The students carry a radio in case they get into trouble, and the trucks are equipped with automatic windows and locks, she said.

"We've had someone come out with a crow bar and threaten a student," Forman said. "The student got into the car, rolled up the windows and locked the door, then used the radio for help."

Campus is broken up into four zones with an enforcer in each zone all day, Forman said. One vehicle is assigned solely to the Shaw Ramp, she said.

The enforcers don't have quotas, but the people at parking services know about how many tickets they should be handing out, Kendall said.

"There is never a shortage of people who are parked illegally, but they never name a number," he said.
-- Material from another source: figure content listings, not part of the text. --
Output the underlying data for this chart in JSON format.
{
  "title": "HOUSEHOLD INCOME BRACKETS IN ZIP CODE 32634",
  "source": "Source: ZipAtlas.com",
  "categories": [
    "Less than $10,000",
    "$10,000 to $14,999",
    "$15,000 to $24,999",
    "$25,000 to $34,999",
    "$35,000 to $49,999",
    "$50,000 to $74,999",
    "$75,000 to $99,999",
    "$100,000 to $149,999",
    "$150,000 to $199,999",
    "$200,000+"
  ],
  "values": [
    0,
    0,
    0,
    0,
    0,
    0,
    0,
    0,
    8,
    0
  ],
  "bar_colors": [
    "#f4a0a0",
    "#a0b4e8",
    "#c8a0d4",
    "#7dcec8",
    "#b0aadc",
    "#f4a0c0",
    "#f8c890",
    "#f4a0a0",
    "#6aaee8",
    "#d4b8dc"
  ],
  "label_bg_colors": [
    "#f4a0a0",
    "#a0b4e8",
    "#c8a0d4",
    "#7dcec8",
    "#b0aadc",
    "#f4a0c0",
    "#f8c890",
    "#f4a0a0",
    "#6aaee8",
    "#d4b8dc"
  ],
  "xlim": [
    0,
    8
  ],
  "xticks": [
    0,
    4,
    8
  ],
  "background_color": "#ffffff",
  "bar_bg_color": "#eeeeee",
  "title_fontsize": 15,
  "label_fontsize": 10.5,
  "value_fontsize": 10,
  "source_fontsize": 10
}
"They have a number they know is typical — it's not like if you don't hit that number, you're fired, but they know what to expect. They know if you're just driving around in a truck or if you're actually doing your job."

It's easy to get angry with parking enforcers when you hear about students who run to their parking meters only to find someone there waiting for the time to expire, Thompson said.

"If you want to get nitpicky with the rules, I guess students aren't always following them," he said. "But just give students a little bit of leeway — they don't have money pouring out of their ears."

Kendall, who has a car on campus, said when he parks illegally, he's not surprised to find a ticket on his windshield.

"It just seemed to me most of the students who had a problem with enforcers thought the check they write to pay the fine went directly to our pockets," he said.

"There's nothing personal about it at all. We're just doing our job."